Memasuki Klaten di bawah pengawalan Belanda pada 15 November pasukannya yang berkekuatan 400 orang dan masih bersenjata lengkap, menurut kesaksian Nahuys van Burgs, tampil seolah-olah merayakan kemenangan, dengan mulai memperdengarkan “lagu-lagu agama dari Alquran” sambil berbaris. Hanya dengan kesulitan besar dan setelah saling teriak dengan Nahuys, Kyai Modjo akhirnya merelakan pasukannya dilucuti sebagian (Carey, 2012, halaman 752).

Satu hari setelah Kyai Modjo ditangkap, pengadilan Belanda langsung melakukan pengadilan kilat untuk memutuskan status Kyai Modjo dan pengikutnya. Pada tanggal 16 Nopember 1828 Nuhuys van Burgs (resident Surakarta/Solo) menandatangani surat penetapan Kyai Modjo dan 72 orang pengikutnya sebagai tawanan dan untuk selanjutnya para tawanan akan dikirim ke Batavia. Dokumen aslinya tersimpan di Perpustakaan Universitas Leiden Belanda pada katalog Nuhuys van Burgst private collection, port 11, pt 11 (Babcock, 1989). Setelah penangkapan di Salatiga, Kyai Modjo dan pengikutnya kemudian dibawa ke tahanan Belanda di Semarang.

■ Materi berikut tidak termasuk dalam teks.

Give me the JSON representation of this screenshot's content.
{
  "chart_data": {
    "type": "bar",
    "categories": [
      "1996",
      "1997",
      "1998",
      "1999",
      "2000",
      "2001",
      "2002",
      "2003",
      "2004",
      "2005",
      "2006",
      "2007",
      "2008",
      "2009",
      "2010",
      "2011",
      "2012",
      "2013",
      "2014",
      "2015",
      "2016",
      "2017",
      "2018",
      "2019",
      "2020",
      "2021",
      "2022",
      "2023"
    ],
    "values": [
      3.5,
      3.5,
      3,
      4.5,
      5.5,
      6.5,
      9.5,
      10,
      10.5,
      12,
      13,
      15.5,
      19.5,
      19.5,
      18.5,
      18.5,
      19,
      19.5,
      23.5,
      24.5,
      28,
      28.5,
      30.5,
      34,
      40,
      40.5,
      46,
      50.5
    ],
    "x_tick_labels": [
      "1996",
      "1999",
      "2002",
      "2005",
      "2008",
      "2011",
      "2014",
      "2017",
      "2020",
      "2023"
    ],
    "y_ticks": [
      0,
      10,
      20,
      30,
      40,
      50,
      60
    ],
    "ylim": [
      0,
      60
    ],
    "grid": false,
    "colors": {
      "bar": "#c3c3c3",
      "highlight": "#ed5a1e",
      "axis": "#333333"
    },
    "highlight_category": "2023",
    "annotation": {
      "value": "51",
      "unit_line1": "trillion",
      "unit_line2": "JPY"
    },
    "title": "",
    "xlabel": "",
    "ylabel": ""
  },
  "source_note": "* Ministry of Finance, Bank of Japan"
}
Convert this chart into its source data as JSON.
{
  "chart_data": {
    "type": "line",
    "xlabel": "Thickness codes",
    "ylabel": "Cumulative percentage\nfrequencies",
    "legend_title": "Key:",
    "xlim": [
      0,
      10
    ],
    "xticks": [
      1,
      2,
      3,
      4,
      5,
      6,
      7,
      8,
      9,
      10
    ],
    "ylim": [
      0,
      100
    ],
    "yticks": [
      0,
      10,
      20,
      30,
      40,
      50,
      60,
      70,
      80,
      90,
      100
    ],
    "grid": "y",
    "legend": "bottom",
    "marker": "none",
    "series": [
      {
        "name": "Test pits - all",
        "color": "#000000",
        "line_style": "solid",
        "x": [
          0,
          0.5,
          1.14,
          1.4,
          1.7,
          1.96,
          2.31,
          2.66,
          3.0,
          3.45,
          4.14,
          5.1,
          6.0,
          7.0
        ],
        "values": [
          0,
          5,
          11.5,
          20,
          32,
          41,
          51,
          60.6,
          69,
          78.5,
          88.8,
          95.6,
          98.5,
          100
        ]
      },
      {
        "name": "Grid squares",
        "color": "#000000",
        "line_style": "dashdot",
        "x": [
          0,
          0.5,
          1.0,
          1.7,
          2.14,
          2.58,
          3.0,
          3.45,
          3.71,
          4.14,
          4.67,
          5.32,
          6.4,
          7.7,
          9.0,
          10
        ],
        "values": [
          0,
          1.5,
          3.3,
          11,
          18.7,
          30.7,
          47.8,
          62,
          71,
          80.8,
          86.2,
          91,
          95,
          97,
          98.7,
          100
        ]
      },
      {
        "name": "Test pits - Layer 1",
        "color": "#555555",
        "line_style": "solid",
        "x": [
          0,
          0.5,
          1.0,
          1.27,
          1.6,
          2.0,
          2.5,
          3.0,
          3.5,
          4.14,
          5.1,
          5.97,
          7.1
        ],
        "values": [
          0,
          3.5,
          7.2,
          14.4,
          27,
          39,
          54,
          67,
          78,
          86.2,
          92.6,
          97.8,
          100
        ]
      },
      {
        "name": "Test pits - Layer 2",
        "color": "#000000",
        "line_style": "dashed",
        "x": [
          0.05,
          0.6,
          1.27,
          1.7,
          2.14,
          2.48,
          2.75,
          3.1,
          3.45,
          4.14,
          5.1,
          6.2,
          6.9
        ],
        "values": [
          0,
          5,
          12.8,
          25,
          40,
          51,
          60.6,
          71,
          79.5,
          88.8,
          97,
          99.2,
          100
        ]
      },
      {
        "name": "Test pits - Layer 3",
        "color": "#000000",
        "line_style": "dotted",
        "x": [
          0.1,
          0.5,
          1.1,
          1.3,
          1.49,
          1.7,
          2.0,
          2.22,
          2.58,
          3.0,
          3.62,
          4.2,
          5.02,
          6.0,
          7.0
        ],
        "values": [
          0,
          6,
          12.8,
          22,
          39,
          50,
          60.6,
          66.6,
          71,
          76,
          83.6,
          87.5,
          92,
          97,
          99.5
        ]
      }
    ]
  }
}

Tanggal 21 Nopember 1828 Letnan Gubernurnur Jenderal Hindia Belanda menerbitkan surat keputusan No.1 yang isinya sebagai berikut:

-       Kyai Modjo sebagai tawanan perang (tawanan politik) dan dibawa keluar dari Semarang ke Batavia menggunakan kapal perang Mercury.

-          Tawanan diawasi dengan baik dan diperhatikan kebutuhan makanannya.

-          Kyai Modjo harus mendapat pengawasan ketat karena ia mempunyai pengaruh besar.

Untuk keperluan pemindahan ke Batavia, pemerintah Hindia Belanda perlu membangun tambahan rumah tahanan terlebih dahulu di Batavia. Pada tanggal 26 Nopember 1828 Letnan Jenderal Hindia Belanda membuat Surat Keputusan menyetujui surat Insinyur bangunan sipil tanggal 25 Nopember 1828 No.384 tentang pembangunan gedung untuk para tawanan perang.

Tanggal 1 desember 1828 Menteri Negara Komisaris Jendral menyurat kepada Letnan Gubernur Jendral, yang isinya:

1.   Kyai Modjo dan pengikutnya  dipenjara dalam bentuk tahanan rumah.

2.   Membangun gedung baru sebagai ”rumah tahanan” untuk Kyai Modjo dan pengikutnya,

3.   Ir.Tromp ditunjuk sebagai pelaksana pembangunan ”rumah tahanan” tersebut.

4.   Menyiapkan 25 orang sedadu Ambon secara bergantian menjaga rumah tersebut.